Partindo desta metodologia analisa-se o objeto turístico “Animal Kingdom” através da construção realizada por Marutschka Moesch em seu livro “A produção do saber turístico”.

Palavras-Chave: Epistemologia do Turismo; construção do objeto turístico; Gaston Bachelard; Pierre Bourdieu.

Introdução
O objetivo deste artigo é contribuir na tarefa de desenvolver conhecimentos pertinentes à epistemologia do Turismo, visando com isso alavancar este campo do conhecimento, especificamente através da formulação de uma metodologia de pesquisa em Turismo, baseada nas metodologias da “construção do objeto científico”, proposta do filósofo francês Gaston Bachelard (1884-1962), e da “construção do objeto sociológico”, do sociólogo francês Pierre Bourdieu (1930-2000).

Pretendemos demonstrar com este texto a possibilidade de fazer o intercâmbio da teoria bachelardiana, oriunda das reflexões sobre a filosofia das ciências, para as reflexões epistemológicas e metodológicas do Turismo.

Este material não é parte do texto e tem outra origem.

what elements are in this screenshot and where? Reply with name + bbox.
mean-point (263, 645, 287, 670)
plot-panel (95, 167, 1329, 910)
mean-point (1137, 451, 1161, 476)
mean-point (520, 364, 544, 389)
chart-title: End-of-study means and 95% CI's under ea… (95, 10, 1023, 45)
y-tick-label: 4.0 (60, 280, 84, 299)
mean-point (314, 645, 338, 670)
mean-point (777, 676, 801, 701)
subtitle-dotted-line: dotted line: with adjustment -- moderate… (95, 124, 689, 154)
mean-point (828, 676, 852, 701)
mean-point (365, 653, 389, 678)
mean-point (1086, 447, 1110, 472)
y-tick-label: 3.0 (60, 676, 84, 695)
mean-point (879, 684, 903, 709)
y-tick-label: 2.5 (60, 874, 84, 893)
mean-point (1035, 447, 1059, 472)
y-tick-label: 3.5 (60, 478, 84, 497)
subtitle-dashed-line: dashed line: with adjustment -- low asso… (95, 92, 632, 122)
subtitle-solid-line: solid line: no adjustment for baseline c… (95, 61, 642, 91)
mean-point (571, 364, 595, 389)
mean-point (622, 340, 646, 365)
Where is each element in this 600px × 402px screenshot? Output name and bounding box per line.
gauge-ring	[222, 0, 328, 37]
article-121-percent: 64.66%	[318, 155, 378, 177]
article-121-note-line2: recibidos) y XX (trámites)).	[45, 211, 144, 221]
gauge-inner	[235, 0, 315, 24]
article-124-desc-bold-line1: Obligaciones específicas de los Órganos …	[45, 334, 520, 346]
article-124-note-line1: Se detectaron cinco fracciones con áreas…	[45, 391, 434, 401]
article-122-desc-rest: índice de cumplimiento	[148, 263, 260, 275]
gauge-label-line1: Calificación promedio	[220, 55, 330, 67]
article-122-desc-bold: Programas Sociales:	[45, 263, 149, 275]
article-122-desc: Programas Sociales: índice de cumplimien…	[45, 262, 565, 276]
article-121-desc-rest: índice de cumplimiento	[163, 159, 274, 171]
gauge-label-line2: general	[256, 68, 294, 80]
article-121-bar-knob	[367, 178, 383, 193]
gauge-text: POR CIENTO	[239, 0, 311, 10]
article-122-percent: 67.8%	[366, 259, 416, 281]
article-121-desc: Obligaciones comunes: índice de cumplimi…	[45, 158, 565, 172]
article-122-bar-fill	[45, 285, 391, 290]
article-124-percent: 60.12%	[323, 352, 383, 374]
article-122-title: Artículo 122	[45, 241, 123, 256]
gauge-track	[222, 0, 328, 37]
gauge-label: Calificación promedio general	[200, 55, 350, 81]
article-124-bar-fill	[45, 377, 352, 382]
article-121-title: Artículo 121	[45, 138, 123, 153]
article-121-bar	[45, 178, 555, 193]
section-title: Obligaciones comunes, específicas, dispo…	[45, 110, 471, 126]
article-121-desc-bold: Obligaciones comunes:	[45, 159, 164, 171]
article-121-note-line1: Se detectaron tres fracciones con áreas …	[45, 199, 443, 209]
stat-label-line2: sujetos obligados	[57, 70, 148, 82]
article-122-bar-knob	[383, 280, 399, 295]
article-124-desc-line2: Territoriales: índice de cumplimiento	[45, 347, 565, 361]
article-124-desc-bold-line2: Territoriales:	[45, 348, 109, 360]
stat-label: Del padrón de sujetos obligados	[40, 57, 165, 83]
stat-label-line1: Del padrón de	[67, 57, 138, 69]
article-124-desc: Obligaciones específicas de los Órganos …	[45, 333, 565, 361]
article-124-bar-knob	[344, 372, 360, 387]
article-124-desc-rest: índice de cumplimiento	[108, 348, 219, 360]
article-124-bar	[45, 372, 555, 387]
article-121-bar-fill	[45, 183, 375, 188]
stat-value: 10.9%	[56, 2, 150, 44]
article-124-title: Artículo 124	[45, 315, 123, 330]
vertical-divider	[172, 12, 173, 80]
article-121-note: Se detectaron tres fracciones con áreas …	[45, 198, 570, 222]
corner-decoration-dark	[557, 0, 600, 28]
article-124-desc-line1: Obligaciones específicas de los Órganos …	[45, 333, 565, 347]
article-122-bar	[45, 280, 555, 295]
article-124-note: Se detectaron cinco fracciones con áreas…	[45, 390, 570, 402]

Para realizarmos de maneira ainda mais incisiva o intercâmbio com o Turismo, iremos analisar a metodologia da “construção do objeto sociológico”, formulada por Pierre Bourdieu, especificamente na obra “A profissão de Sociólogo” (BOURDIEU; CHAMBOREDON, 1999).

Após isso iremos abordar, ainda que de forma exploratória, as possibilidades de “construção do objeto turístico”, demonstrando as possibilidades desta metodologia para o Turismo, aplicando-a à análise do objeto turístico produzido por Moesch (2002), a respeito de “Animal Kingdom”, parque temático produzido por Walt Disney.

Com este percurso metodológico teremos delineado uma contribuição significativa para o aprimoramento do campo epistemológico do Turismo, colaborando com as pesquisas neste campo.

Bachelard e a “construção do objeto científico”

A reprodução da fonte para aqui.